Ich merke, mit den üblichen Pilzsuchen im Sommer und Herbst hat die Morchelpirsch wenig gemein. Heinz Gerber erinnert sich noch genau an seinen ersten Gang durch die Auen. «Es war am 21. April 1976. Der Erfolg war bescheiden, aber wir waren glücklich, konnten wir doch eine Handvoll Graueli (Graue Rundmorcheln) mit nach Hause nehmen. Jede gefundene Morchel glich einem Goldstück. Zu Hause wurden die Pilze erst sorgfältig gereinigt, dann wieder bestaunt, verglichen, studiert und fotografiert.»

«Was muss ich wissen, wenn ich selber Morcheln finden will?», frage ich. Heinz Gerber lacht: «Wer sich ernsthaft mir der Morchelpirsch beschäftigen will, kauft sich am besten mein neues Buch Morcheln – Ökologie und Lebensräume. Dieser Ratgeber macht Sammelerfolge wahrscheinlich. Im Juni muss man aber in die Höhe.» Und der fröhliche Rentner steigt ins Auto und fährt ins Engadin. Er weiss, wo es noch Morcheln gibt. Also lese ich jetzt sein Buch. Lesen? Nein, ich verschlinge es. Der Autor beschreibt nämlich nicht nur die essbaren Morchelarten und stellt Habitate, Ökologie und Zeigerpflanzen vor, nein, er lässt uns an seiner Leidenschaft teilhaben, empfiehlt bewährte Strategien und geizt nicht mit Tipps und Tricks.
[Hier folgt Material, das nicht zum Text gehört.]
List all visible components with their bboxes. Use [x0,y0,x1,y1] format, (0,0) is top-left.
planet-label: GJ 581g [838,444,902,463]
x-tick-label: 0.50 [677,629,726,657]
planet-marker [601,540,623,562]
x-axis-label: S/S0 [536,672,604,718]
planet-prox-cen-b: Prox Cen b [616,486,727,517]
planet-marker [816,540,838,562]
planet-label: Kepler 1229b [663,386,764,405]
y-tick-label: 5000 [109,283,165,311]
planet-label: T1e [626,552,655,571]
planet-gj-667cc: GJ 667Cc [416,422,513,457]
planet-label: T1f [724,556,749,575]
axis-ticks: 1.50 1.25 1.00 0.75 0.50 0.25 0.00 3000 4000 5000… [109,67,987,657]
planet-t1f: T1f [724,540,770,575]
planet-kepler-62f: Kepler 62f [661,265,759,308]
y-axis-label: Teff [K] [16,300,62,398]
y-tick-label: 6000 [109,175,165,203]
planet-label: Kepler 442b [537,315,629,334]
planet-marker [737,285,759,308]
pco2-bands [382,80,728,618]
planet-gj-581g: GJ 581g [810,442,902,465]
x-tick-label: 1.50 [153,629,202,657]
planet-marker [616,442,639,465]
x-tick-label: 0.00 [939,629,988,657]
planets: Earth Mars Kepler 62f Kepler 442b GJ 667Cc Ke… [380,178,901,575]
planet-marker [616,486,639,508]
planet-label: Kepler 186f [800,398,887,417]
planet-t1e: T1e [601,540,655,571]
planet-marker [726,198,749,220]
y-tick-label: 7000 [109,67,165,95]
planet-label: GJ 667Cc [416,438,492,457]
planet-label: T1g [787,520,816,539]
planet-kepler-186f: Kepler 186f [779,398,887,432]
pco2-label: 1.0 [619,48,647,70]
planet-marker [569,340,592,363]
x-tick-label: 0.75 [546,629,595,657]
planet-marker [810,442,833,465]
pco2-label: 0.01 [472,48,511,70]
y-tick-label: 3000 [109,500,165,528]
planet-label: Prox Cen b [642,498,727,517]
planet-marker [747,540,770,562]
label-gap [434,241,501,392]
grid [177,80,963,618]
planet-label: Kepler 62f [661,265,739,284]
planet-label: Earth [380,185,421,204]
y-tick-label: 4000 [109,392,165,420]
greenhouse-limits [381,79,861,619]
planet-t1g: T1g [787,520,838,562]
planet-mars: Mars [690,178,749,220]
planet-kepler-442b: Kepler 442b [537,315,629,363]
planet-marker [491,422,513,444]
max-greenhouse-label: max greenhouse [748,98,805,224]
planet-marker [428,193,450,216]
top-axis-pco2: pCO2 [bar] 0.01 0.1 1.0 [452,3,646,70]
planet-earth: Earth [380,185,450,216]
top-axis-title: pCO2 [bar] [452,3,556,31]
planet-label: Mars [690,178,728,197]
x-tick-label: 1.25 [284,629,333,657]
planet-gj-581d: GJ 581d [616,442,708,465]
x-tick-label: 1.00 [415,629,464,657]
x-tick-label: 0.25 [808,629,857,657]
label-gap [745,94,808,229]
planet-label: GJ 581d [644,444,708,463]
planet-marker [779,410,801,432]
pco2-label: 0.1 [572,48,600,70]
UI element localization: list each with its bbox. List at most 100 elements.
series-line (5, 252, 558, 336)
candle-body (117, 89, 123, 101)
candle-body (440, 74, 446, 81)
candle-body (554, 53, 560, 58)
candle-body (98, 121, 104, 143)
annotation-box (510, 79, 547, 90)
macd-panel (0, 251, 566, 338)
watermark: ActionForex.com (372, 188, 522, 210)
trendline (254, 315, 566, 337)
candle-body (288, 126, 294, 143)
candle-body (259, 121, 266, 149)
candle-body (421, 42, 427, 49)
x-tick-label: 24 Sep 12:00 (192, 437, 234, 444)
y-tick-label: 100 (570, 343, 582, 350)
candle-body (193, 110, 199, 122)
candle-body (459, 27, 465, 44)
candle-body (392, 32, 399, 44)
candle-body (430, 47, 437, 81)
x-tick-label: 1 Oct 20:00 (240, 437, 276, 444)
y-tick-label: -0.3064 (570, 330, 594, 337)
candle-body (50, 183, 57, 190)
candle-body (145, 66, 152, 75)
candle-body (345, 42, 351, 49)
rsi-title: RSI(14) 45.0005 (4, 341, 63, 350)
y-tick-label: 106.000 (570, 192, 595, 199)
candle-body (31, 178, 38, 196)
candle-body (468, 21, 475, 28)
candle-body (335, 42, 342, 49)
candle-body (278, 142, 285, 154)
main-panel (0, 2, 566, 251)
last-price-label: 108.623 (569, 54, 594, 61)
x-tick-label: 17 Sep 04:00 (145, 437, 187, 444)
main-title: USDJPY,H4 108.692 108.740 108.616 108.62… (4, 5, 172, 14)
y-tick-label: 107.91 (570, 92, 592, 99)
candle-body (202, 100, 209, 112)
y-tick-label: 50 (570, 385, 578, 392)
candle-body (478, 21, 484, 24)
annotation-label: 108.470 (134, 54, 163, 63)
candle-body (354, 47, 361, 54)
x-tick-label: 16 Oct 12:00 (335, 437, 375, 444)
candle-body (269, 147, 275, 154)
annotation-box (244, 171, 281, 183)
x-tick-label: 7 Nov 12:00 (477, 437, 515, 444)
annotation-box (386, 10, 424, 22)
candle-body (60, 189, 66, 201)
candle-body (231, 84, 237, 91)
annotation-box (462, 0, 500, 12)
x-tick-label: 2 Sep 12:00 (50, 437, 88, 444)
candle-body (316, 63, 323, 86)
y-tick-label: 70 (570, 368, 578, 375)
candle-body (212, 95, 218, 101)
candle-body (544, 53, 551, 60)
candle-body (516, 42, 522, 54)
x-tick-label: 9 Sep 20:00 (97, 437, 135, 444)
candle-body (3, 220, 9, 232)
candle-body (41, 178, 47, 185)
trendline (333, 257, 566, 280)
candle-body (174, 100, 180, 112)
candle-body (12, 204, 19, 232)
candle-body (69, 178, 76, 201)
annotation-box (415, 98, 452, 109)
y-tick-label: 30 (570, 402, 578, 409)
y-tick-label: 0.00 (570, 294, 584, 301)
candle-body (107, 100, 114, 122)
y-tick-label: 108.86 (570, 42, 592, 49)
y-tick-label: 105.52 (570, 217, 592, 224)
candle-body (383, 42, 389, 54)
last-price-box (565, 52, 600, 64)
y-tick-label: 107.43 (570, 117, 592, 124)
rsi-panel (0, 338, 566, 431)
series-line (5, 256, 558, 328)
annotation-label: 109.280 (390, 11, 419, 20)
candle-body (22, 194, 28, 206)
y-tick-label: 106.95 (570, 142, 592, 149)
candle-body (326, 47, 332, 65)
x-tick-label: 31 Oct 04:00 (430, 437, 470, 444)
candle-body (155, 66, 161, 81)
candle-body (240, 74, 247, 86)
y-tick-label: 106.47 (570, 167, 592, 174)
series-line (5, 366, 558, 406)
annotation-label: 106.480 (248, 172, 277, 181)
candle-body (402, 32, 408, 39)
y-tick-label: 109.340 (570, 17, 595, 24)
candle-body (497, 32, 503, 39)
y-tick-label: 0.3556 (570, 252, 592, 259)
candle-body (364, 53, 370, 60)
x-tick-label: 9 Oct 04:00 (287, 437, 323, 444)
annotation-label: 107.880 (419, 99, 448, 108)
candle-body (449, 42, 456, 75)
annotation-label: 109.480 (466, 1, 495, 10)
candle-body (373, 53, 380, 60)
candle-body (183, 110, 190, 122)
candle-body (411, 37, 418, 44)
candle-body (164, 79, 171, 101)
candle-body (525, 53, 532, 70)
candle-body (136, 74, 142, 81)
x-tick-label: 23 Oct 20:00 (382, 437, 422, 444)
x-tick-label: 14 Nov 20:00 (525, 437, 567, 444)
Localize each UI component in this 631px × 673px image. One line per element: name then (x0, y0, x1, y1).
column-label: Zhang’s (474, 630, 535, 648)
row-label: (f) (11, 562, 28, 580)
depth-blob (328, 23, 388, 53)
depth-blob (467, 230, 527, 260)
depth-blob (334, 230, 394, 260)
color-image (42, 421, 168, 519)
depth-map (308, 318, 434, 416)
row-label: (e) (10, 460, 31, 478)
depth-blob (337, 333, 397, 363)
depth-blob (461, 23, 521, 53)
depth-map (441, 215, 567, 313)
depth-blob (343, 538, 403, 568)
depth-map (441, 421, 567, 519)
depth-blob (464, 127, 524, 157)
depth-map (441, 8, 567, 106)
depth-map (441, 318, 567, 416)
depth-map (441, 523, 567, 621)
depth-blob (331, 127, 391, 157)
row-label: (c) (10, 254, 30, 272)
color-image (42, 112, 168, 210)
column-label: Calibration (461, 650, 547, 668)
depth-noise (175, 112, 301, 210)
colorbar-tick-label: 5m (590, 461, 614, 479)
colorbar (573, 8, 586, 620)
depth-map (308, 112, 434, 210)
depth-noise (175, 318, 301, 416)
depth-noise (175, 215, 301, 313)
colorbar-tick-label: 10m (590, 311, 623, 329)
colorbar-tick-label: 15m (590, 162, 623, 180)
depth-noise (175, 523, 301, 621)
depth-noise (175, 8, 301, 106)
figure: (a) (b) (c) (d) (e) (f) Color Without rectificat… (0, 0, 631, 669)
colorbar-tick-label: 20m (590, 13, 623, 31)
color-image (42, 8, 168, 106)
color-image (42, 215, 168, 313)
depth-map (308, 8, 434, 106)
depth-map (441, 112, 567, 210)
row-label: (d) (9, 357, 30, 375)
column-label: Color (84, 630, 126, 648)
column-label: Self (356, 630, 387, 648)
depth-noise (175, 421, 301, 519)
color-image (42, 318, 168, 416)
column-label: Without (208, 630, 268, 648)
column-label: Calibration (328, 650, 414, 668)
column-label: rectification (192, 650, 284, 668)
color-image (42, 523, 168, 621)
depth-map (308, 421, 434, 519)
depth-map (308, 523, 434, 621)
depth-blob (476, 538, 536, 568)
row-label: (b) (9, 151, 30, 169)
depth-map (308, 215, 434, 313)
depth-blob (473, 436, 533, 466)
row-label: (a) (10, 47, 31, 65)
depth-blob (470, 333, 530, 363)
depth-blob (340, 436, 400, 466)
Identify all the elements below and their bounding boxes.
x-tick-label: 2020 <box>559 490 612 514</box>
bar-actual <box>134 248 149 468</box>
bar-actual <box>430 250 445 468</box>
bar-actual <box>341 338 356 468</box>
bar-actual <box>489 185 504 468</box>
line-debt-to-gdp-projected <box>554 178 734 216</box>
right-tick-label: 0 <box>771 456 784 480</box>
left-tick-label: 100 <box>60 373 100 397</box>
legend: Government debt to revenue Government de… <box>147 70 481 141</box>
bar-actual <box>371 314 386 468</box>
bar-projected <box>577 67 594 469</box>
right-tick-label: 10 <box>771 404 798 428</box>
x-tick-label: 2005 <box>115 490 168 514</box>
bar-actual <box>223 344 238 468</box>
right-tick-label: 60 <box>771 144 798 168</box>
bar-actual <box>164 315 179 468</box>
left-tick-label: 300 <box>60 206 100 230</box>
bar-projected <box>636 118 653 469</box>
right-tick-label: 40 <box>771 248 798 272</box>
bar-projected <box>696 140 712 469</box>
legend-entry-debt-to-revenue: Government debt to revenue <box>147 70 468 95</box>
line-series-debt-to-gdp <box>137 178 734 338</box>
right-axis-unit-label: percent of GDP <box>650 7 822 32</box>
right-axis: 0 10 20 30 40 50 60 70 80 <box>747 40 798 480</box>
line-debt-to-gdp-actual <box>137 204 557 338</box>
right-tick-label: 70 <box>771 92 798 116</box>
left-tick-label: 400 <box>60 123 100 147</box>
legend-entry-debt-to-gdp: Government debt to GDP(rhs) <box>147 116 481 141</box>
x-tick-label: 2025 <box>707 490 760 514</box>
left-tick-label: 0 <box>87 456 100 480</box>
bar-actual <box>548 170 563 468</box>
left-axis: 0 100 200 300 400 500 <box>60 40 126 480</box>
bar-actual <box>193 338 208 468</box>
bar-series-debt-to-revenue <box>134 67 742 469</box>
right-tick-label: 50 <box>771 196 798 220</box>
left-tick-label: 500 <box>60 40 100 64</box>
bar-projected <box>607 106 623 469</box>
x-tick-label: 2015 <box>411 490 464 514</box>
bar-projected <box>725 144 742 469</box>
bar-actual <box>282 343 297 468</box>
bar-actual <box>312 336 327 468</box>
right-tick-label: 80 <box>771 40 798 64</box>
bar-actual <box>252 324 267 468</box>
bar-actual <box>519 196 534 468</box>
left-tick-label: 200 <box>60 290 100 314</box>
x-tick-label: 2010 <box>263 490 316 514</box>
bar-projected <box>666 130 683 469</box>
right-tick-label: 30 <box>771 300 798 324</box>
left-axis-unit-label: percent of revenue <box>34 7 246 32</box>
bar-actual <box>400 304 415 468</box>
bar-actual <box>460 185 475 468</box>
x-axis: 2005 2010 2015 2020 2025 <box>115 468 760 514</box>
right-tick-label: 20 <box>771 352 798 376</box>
Weitere essbare Schätze aus dem Frühlingswald, Tipps zur Verwertung und raffinierte Rezepte mit den köstlichen Speisepilzen ergänzen diesen reichen Erfahrungsschatz.

Ein leckeres Morchelrezept

Profis und Hobbyköche lieben Morcheln, weil sie ein breites Betätigungsfeld eröffnen. Eigenkreationen bringen stets eine ganz persönliche Note auf den Tisch und bereiten besondere Freude. Die Bümplizer Architektin Lorraine Nissille sammelt selber Morcheln in den Auenwäldern und weiss, wie man diese Pilze lecker zubereitet. Sie hat ihr Rezept für eine feine Morchelrahmsauce verraten:

Eine Handvoll getrocknete Morcheln einige Stunden im lauwarmen Wasser einweichen.
Morcheln herausnehmen und sorgfältig ausdrücken. Das Einweichwasser brauchen wir noch. Wir lassen es am besten langsam durch einen Kaffeefilter tropfen. So entfernen wir den Sand und sonstige Unreinheiten.
Ein Zwiebel-Viertel fein schneiden und in Butter andünsten. Das Morchelwasser beigeben und stark reduzieren. Erst etwas Weisswein oder Madeira (portugiesischen Likörwein), dann die Morcheln und den Rahm beigeben. Jetzt noch einmal etwa zehn Minuten einkochen und mit Salz oder Bouillon würzen.
Dazu passen nicht nur frische Tagliatelle und Schweinsfilet-Medaillons, sondern auch in Butter gebratene Spargeln, und nicht zu vergessen, lieber Freunde rund um den Tisch, um den Genuss zu teilen.